Ancak NATO liderleriyle yapılan görüşmeler, silahlı kuvvetlerini modernize etme ve Rusya ile onlarca yıldır süren çatışmaların damgasını vurabileceği bir döneme hazırlanma planlarının, askeri bütçelerinde buna karşılık gelen bir artışla eşleşmediğini gösteriyor.

20'den fazla NATO üyesi, gayri safi milli hasılalarının yüzde ikisini savunmaya harcama hedefine ulaştı. Bunu yaparak, bazılarının Trump'ın taleplerine yanıt olarak, bazılarının ise Rus işgali gerçeğine yanıt olarak verdiği sözleri yerine getirdiler. Biden'ın danışmanlarının çoğu, on yıldan fazla bir süre önce, terörizmin en büyük tehdit olarak göründüğü bir dönemde belirlenen bir hedef olan bu yüzde, eldeki görev için çok düşük göründüğünü söylüyor.

Almanya, Avrupa'da Rus saldırganlığını caydırmak için askeri yeteneklerini geliştirme planlarının ana hatlarını çizdi. Şansölye Olaf Scholz bu değişikliğin sözünü Rus işgalinden sonraki haftalarda vermişti. Ancak şu anda Scholz'un büyük planlarını finanse edecek bir bütçe yok. Halkın katılımını sağlama siyasetinin o kadar zor olduğu ortaya çıktı ki, Alman politikacılar buna bir fiyat biçmeyi reddediyor.

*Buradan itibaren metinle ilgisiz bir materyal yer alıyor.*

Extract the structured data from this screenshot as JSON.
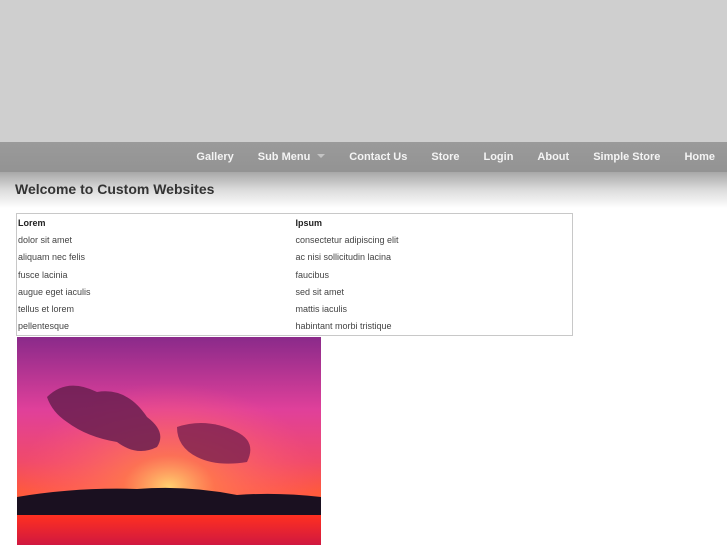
{
  "nav": {
    "items": [
      "Gallery",
      "Sub Menu",
      "Contact Us",
      "Store",
      "Login",
      "About",
      "Simple Store",
      "Home"
    ]
  },
  "page_title": "Welcome to Custom Websites",
  "table": {
    "headers": [
      "Lorem",
      "Ipsum"
    ],
    "rows": [
      [
        "dolor sit amet",
        "consectetur adipiscing elit"
      ],
      [
        "aliquam nec felis",
        "ac nisi sollicitudin lacina"
      ],
      [
        "fusce lacinia",
        "faucibus"
      ],
      [
        "augue eget iaculis",
        "sed sit amet"
      ],
      [
        "tellus et lorem",
        "mattis iaculis"
      ],
      [
        "pellentesque",
        "habintant morbi tristique"
      ]
    ]
  }
}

Avrupa Dış İlişkiler Konseyi eşbaşkanı ve eski İsveç başbakanı Carl Bildt, geçtiğimiz günlerde Avrupa devletlerinin “giderek umutsuzluğa kapılan Rus rejiminin oluşturduğu tehdidi güvenilir bir şekilde savuşturmak için” bütçelerini bir kez daha ikiye katlaması gerektiğini yazdı.

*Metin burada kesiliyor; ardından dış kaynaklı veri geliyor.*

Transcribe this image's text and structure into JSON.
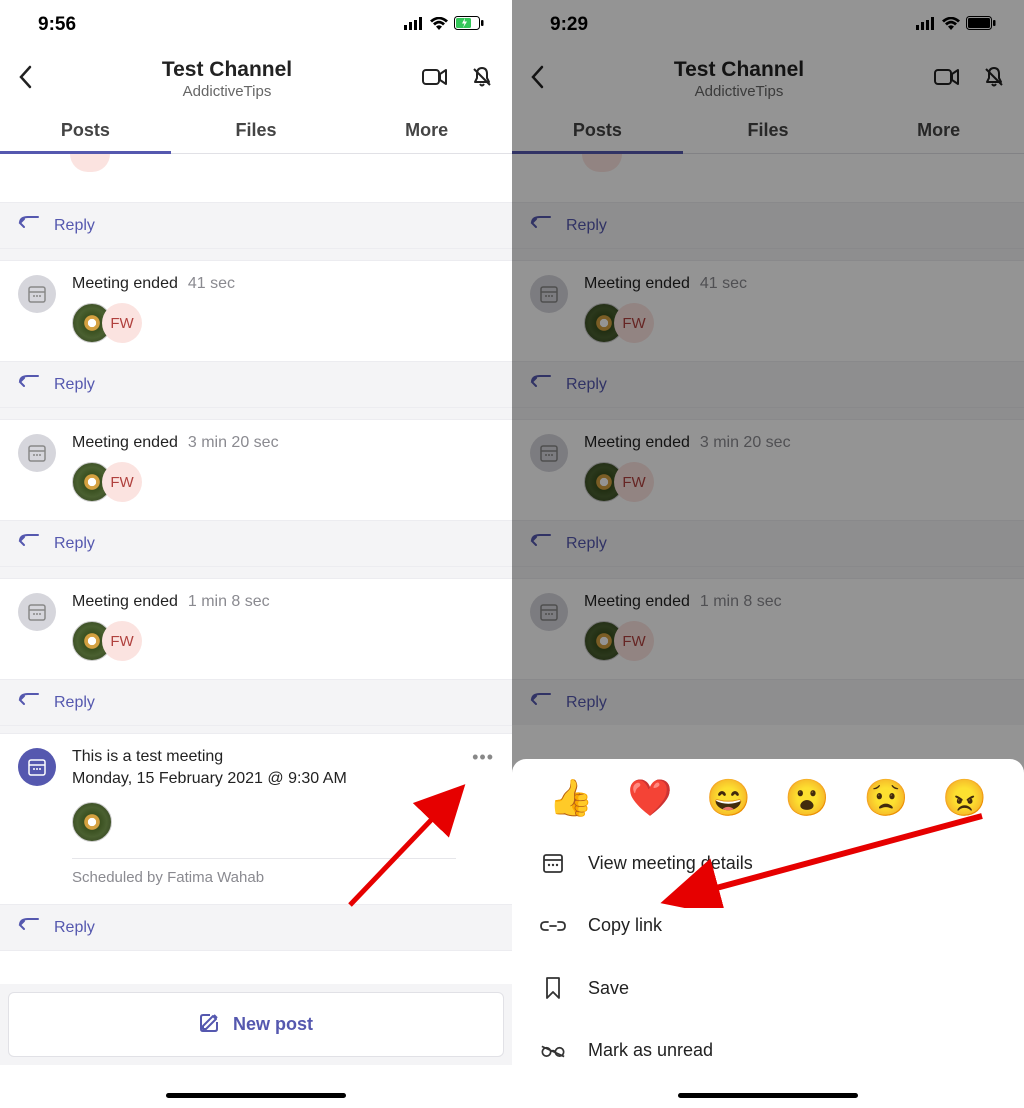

Yine de Beyaz Saray yetkilileri Pazartesi günü yaptığı açıklamada, Bay Biden'ın yeni askeri harcama hedefleri için baskı yapmayacağını söyledi.

Ancak Biden ve Scholz için daha acil olan sorun, Ukrayna Devlet Başkanı Volodymyr Zelensky ile ülkesinin nihai olarak NATO'ya katılımının nasıl tanımlanacağı konusunda kamuoyunda yeni bir tartışmanın yaşanmaması.

Geçen yıl yıllık NATO toplantısı için Litvanya'nın Vilnius kentine seyahat eden Zelensky, Ukrayna'nın ittifaka katılması için herhangi bir takvimin olmamasından duyduğu hoşnutsuzluğu dile getirmişti. O dönemde sosyal medyada “Ukrayna'ya davet veya üyelik için herhangi bir zaman çerçevesi belirlenmemiş olması eşi benzeri görülmemiş ve saçma” diye yazmıştı.

İttifakın Ukrayna'ya, diğer ulusların katılım yolunda karşılaştıkları bazı engelleri aşabileceğine dair güvence vermesi nedeniyle, gelişiyle geçici olarak sakinleşti.


Ancak NATO ülkeleri, Ukrayna hâlâ savaştayken Ukrayna'nın katılmasına izin verme riskini göze almadan, aylardır soruna çözüm için pazarlık yapıyor.

Son haftalarda müzakereciler yeni bir yaklaşım üzerinde anlaşmaya başladı: Görüşmelere katılan diplomatlar, ittifakın Ukrayna'nın nihai olarak NATO'ya kabulünün “geri dönülemez” olduğunu ilan edeceğini söyledi.

“Geriye döndürülemez” gibi görünse de bu, Zelensky'nin temel talebini karşılama konusunda hiçbir işe yaramıyor: ülkesinin NATO koruması altına gireceği bir tarih.

Zelensky davası açıkçası en kötüsü. Ama o tek kişiden çok uzak.

Soğuk Savaş'ın başlangıcında Sovyet tehditlerini caydırmak amacıyla NATO'nun kurulmasından 75 yıl sonra, ittifakın üye devletlerinin mevcut ve muhtemelen gelecekteki bazı liderleri, Moskova'nın Ukrayna'yı işgal etmesine rağmen Rusya'nın diplomatik çabalarına sempatiyle bakıyor.

Macaristan Başbakanı Viktor Orban yakın zamanda Rusya'yı ziyaret etti ve Putin'le birlikte kamuoyuna yaptığı açıklamalarda işgali veya sivillere yönelik devam eden saldırıları eleştirmedi. Rusya'nın taleplerine benzer şartlarda barış müzakereleri için bir açılış aradığını belirtti.


Beyaz Saray Pazartesi günü ziyareti eleştirdi. Ulusal Güvenlik Konseyi sözcüsü John F. Kirby, Orban'ın ziyaretinin “Ukrayna'da işlerin halledilmesi açısından kesinlikle verimli görünmediğini” belirterek şunları ekledi: “Bu endişe verici.”

Ancak zirve arifesinde NATO içinde kamuoyunda herhangi bir bölünme yaşanmaması için Stoltenberg Orban'ı eleştirmekten kaçındı ve şunları kaydetti: “NATO müttefikleri Moskova ile farklı şekillerde ve farklı düzeylerde etkileşime giriyor.”

Yine de Putin Ukrayna'da ilerlerken anlaşmaya varmaya çalışmanın sonuçta barış getirmeyeceğini söyledi. Stoltenberg, “Hepimiz barış istiyoruz” dedi. “Bir savaşı kaybederek bitirmek her zaman mümkündür. Ancak bu barış getirmeyecek, işgalle sonuçlanacaktır ve işgal barış değildir.”